This document provides advice and background for delegated OU administrators who have received an email reporting dnsHostname issues within their delegated OU. MI Policy prohibits the use of netid.washington.edu as the primary DNS suffix on computers in the NETID domain.
What you need to do depends on what operating system the computer on the report is running. But at the simplest level, to get a computer off the report, you need to change the dnsHostname attribute value so that it doesn't have a value of X.netid.washington.edu. You can change the value to X.clients.uw.edu. Or you can use a DNS zone that you either already have, or that you request. What is required to get the dnsHostname value changes is different based on what operating system that computer is running.
We haven't found a non-Windows platform that correctly sets the dnsHostname value or uses it in any way (but we'd love to hear otherwise). To fix these, you can simply edit the dsnHostname attribute value on the computer object in Active Directory. So you can deal with these one of two ways:
import-module activedirectory
$macs = get-adcomputer -server netid.washington.edu -ldapfilter "(&(dnshostname=*.netid.washington.edu)(operatingSystem=Mac OS X))" -SearchBase "OU=pottery,OU=Delegated,DC=netid,DC=washington,DC=edu"
foreach ($mac in $macs) {
$netBiosName = $mac.Name
$dnsHostname = "$netBiosName.clients.uw.edu"

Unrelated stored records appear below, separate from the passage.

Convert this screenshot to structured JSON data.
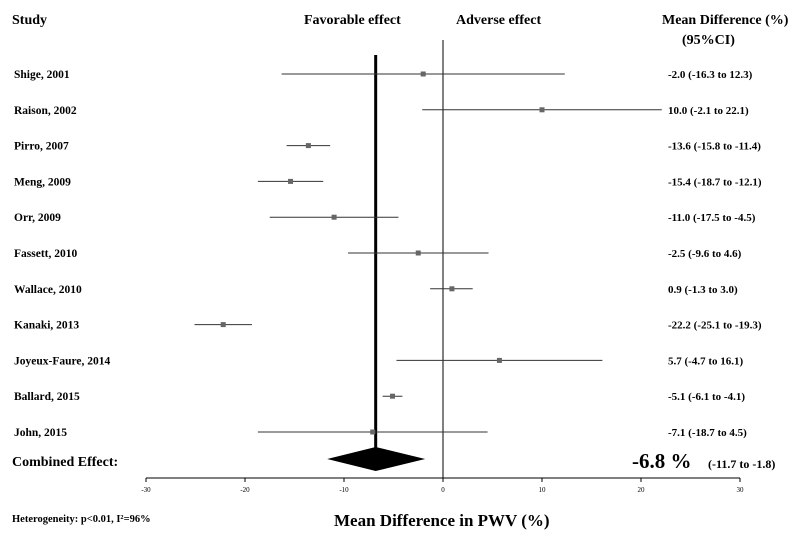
{
  "headers": {
    "study": "Study",
    "favorable": "Favorable effect",
    "adverse": "Adverse effect",
    "mean_diff": "Mean Difference (%)",
    "ci": "(95%CI)"
  },
  "combined": {
    "label": "Combined Effect:",
    "value_text": "-6.8 %",
    "ci_text": "(-11.7 to -1.8)",
    "mean": -6.8,
    "lower": -11.7,
    "upper": -1.8
  },
  "footer": {
    "heterogeneity": "Heterogeneity: p<0.01, I²=96%",
    "xlabel": "Mean Difference in PWV (%)"
  },
  "chart_data": {
    "type": "forest",
    "xlim": [
      -30,
      30
    ],
    "x_ticks": [
      -30,
      -20,
      -10,
      0,
      10,
      20,
      30
    ],
    "reference_line": 0,
    "combined_line": -6.8,
    "studies": [
      {
        "label": "Shige, 2001",
        "mean": -2.0,
        "lower": -16.3,
        "upper": 12.3,
        "text": "-2.0 (-16.3 to 12.3)"
      },
      {
        "label": "Raison, 2002",
        "mean": 10.0,
        "lower": -2.1,
        "upper": 22.1,
        "text": "10.0 (-2.1 to 22.1)"
      },
      {
        "label": "Pirro, 2007",
        "mean": -13.6,
        "lower": -15.8,
        "upper": -11.4,
        "text": "-13.6 (-15.8 to -11.4)"
      },
      {
        "label": "Meng, 2009",
        "mean": -15.4,
        "lower": -18.7,
        "upper": -12.1,
        "text": "-15.4 (-18.7 to -12.1)"
      },
      {
        "label": "Orr, 2009",
        "mean": -11.0,
        "lower": -17.5,
        "upper": -4.5,
        "text": "-11.0 (-17.5 to -4.5)"
      },
      {
        "label": "Fassett, 2010",
        "mean": -2.5,
        "lower": -9.6,
        "upper": 4.6,
        "text": "-2.5 (-9.6 to 4.6)"
      },
      {
        "label": "Wallace, 2010",
        "mean": 0.9,
        "lower": -1.3,
        "upper": 3.0,
        "text": "0.9 (-1.3 to 3.0)"
      },
      {
        "label": "Kanaki, 2013",
        "mean": -22.2,
        "lower": -25.1,
        "upper": -19.3,
        "text": "-22.2 (-25.1 to -19.3)"
      },
      {
        "label": "Joyeux-Faure, 2014",
        "mean": 5.7,
        "lower": -4.7,
        "upper": 16.1,
        "text": "5.7 (-4.7 to 16.1)"
      },
      {
        "label": "Ballard, 2015",
        "mean": -5.1,
        "lower": -6.1,
        "upper": -4.1,
        "text": "-5.1 (-6.1 to -4.1)"
      },
      {
        "label": "John, 2015",
        "mean": -7.1,
        "lower": -18.7,
        "upper": 4.5,
        "text": "-7.1 (-18.7 to 4.5)"
      }
    ]
  }
}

set-adcomputer -identity $mac -DNSHostName $dnsHostname
write-host $dnsHostname
}
NOTE: This PowerShell script requires administrator privileges and should be run with an account that has delegated OU administrator privileges.
For a single computer fix, please reference /tools-services-support/it-systems-infrastructure/msinf/other-help/faq/ou-guidance/#dnsSuffixConfig. For bulk fixes, we recommend using group policy. NOTE: you may want to deal with servers individually because they tend to be more sensitive to change. For an alternative bulk fix, you could write a script that leverages either the SetComputerNameEx Win32 API function or the netdom.exe binary. If you do write a script, you'll need to run it from an account that has delegated OU administrator privileges. To implement a group policy fix, you can create your own group policy object with the same bare-bones settings as those documented at /tools-services-support/it-systems-infrastructure/msinf/design/policy/group-policy/sample-dns-suffix-gpo/ substituting your own DNS suffix for the "Primary DNS Suffix" setting as needed. If you are planning on using the clients.uw.edu DNS suffix, we recommend that you also include the group policy settings noted at http://www.netid.washington.edu/documentation/ddns.aspx#gpSettings.

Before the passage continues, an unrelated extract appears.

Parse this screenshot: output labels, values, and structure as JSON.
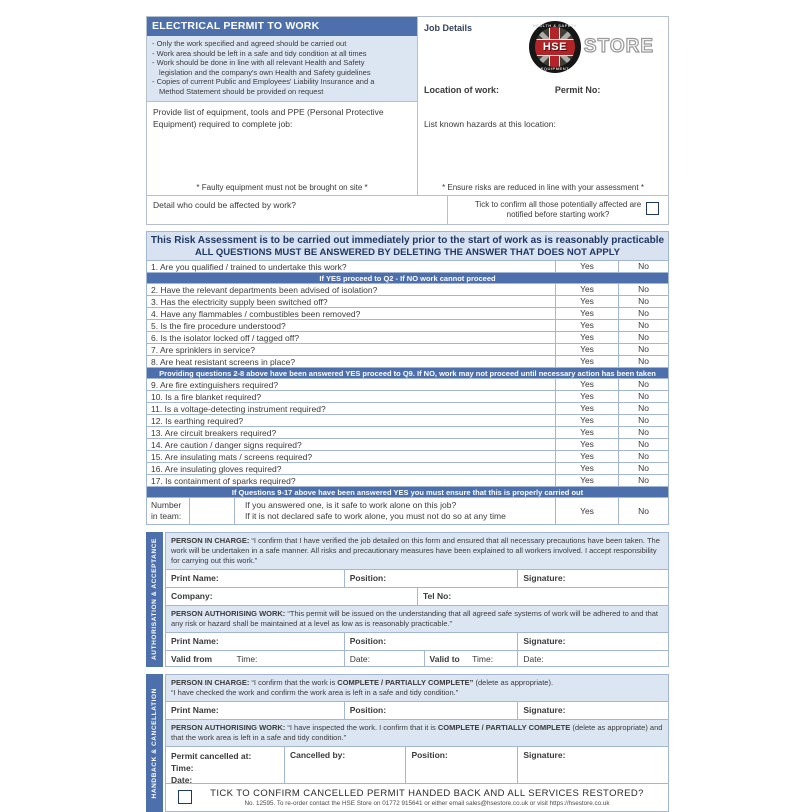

There are a rich set of problems you can encounter while changing the DNS suffix. Here are the ones we know about:
On August 1, 2014, at its discretion, UWWI will begin enforcing this policy where reporting indicates it is needed. UWWI will notify the contacts for each OU prior to taking action. Enforcement will involve adding a group policy link with settings as documented here: /tools-services-support/it-systems-infrastructure/msinf/design/policy/group-policy/sample-dns-suffix-gpo/. This GPO has a WMI filter that limits which computers apply the GPO such that it only applies to computers where the OS is of Windows workstation variations. This GPO applies a DNS suffix of clients.uw.edu. If your OU has the DNS suffix GPO applied to it and you'd later like that GPO removed, we'd be happy to entertain a request to have it removed. We'll give you an grace policy period after removing the GPO during which we won't re-implement the GPO to give you a chance to implement some alternative solution.
It's worth noting that changing how you join computers to your delegated OU can prevent computers from getting on this report. We strongly encourage everyone to uncheck the "Change primary DNS suffix when domain membership changes' check box prior to joining the NETID domain.